We used the acrosome reaction of boar sperm cells to study the dynamics of surface transmembrane glycoproteins (TMG) during a secretory process. The acrosome reaction is the Ca2+-dependent fusion of a large cytoplasmic vesicle (the acrosome) with the overlying segment of the plasma membrane (acrosomal cap) that leads to the release of the acrosomal enzymes. After triggering the acrosome reaction in vitro (2 mM-CaCl2 in the presence of 10 microM-A23187), we used freeze-fracture electron microscopy to follow the topographical rearrangement of a population of acrosomal-cap large intramembrane particles that correspond to transmembrane proteins that bind wheat germ agglutinin. We found that these TMG move in the direction of either one of two opposite poles, proximal and distal, of the acrosomal cap. This bimodal movement of the TMG reorganizes the acrosomal cap into three extensive domains. The first two, on the apical rim and on the equator, are membrane domains to which the TMG are directed and where they accumulate. The third, a large in-between area of protein clearing, corresponds to the region from which TMG were preferentially located before displacement induced by the Ca2+ effect.

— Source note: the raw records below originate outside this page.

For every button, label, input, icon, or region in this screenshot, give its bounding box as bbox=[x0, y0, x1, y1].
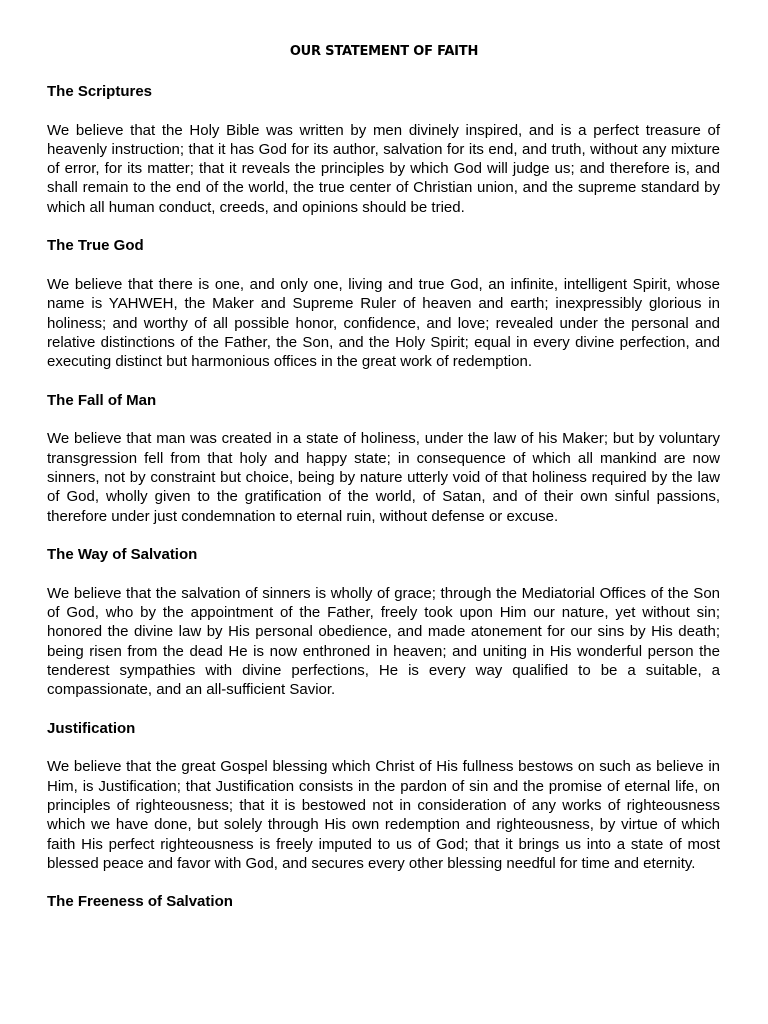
section-heading: The Scriptures bbox=[47, 83, 153, 100]
section-body: We believe that the salvation of sinners is wholly of grace; through the Mediatorial Offices of the Son of God, who by the appointment of the Father, freely took upon Him our nature, yet without sin; honored the divine law by His personal obedience, and made atonement for our sins by His death; being risen from the dead He is now enthroned in heaven; and uniting in His wonderful person the tenderest sympathies with divine perfections, He is every way qualified to be a suitable, a compassionate, and an all-sufficient Savior. bbox=[47, 584, 720, 699]
section-body: We believe that there is one, and only one, living and true God, an infinite, intelligent Spirit, whose name is YAHWEH, the Maker and Supreme Ruler of heaven and earth; inexpressibly glorious in holiness; and worthy of all possible honor, confidence, and love; revealed under the personal and relative distinctions of the Father, the Son, and the Holy Spirit; equal in every divine perfection, and executing distinct but harmonious offices in the great work of redemption. bbox=[47, 275, 720, 371]
section-body: We believe that man was created in a state of holiness, under the law of his Maker; but by voluntary transgression fell from that holy and happy state; in consequence of which all mankind are now sinners, not by constraint but choice, being by nature utterly void of that holiness required by the law of God, wholly given to the gratification of the world, of Satan, and of their own sinful passions, therefore under just condemnation to eternal ruin, without defense or excuse. bbox=[47, 430, 720, 525]
section-true-god bbox=[47, 236, 720, 371]
section-heading: The Fall of Man bbox=[47, 391, 157, 409]
document-content bbox=[47, 82, 720, 931]
section-freeness-of-salvation bbox=[47, 892, 720, 911]
section-heading: The Way of Salvation bbox=[47, 546, 198, 564]
section-body: We believe that the Holy Bible was written by men divinely inspired, and is a perfect treasure of heavenly instruction; that it has God for its author, salvation for its end, and truth, without any mixture of error, for its matter; that it reveals the principles by which God will judge us; and therefore is, and shall remain to the end of the world, the true center of Christian union, and the supreme standard by which all human conduct, creeds, and opinions should be tried. bbox=[47, 121, 720, 216]
document-title: OUR STATEMENT OF FAITH bbox=[289, 44, 479, 59]
section-body: We believe that the great Gospel blessing which Christ of His fullness bestows on such as believe in Him, is Justification; that Justification consists in the pardon of sin and the promise of eternal life, on principles of righteousness; that it is bestowed not in consideration of any works of righteousness which we have done, but solely through His own redemption and righteousness, by virtue of which faith His perfect righteousness is freely imputed to us of God; that it brings us into a state of most blessed peace and favor with God, and secures every other blessing needful for time and eternity. bbox=[47, 758, 720, 872]
section-justification bbox=[47, 719, 720, 873]
section-way-of-salvation bbox=[47, 545, 720, 699]
section-fall-of-man bbox=[47, 391, 720, 526]
section-heading: Justification bbox=[47, 719, 136, 737]
section-heading: The Freeness of Salvation bbox=[47, 893, 233, 911]
section-scriptures bbox=[47, 82, 720, 217]
section-heading: The True God bbox=[47, 237, 144, 255]
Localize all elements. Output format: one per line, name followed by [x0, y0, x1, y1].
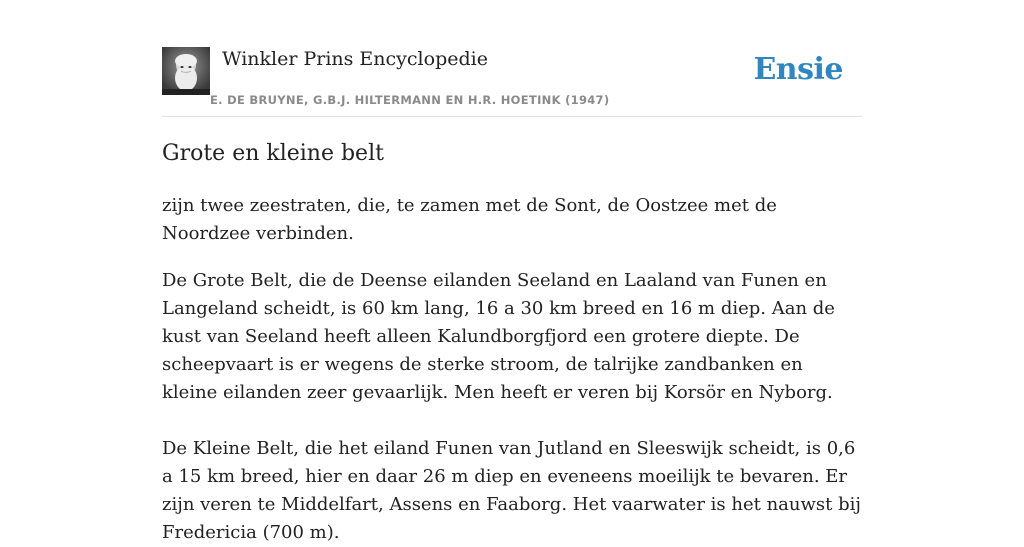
publication-title[interactable]: Winkler Prins Encyclopedie	[222, 48, 488, 70]
publication-avatar[interactable]	[162, 47, 210, 95]
ensie-logo-link[interactable]: Ensie	[753, 52, 843, 87]
publication-header	[162, 46, 862, 117]
article-body	[162, 192, 862, 547]
article-paragraph: De Kleine Belt, die het eiland Funen van Jutland en Sleeswijk scheidt, is 0,6 a 15 km breed, hier en daar 26 m diep en eveneens moeilijk te bevaren. Er zijn veren te Middelfart, Assens en Faaborg. Het vaarwater is het nauwst bij Fredericia (700 m).	[162, 438, 861, 543]
article-paragraph: zijn twee zeestraten, die, te zamen met de Sont, de Oostzee met de Noordzee verbinden.	[162, 195, 777, 244]
publication-authors: E. DE BRUYNE, G.B.J. HILTERMANN EN H.R. HOETINK (1947)	[210, 93, 610, 107]
article-paragraph: De Grote Belt, die de Deense eilanden Seeland en Laaland van Funen en Langeland scheidt, is 60 km lang, 16 a 30 km breed en 16 m diep. Aan de kust van Seeland heeft alleen Kalundborgfjord een grotere diepte. De scheepvaart is er wegens de sterke stroom, de talrijke zandbanken en kleine eilanden zeer gevaarlijk. Men heeft er veren bij Korsör en Nyborg.	[162, 270, 835, 403]
article-title: Grote en kleine belt	[162, 141, 384, 166]
bearded-man-portrait-icon	[162, 47, 210, 95]
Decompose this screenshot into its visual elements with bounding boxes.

The topography of these new membrane domains of the acrosomal cap becomes coincident with that of the structural domains of the subjacent acrosomal membrane. Mirroring of the acrosomal membrane by the plasma membrane is followed by fusion between the two membranes, formation of an exquisite labyrinth of hybrid-membrane tubules, followed by fission and release of the acrosomal contents through intertubular fenestrae.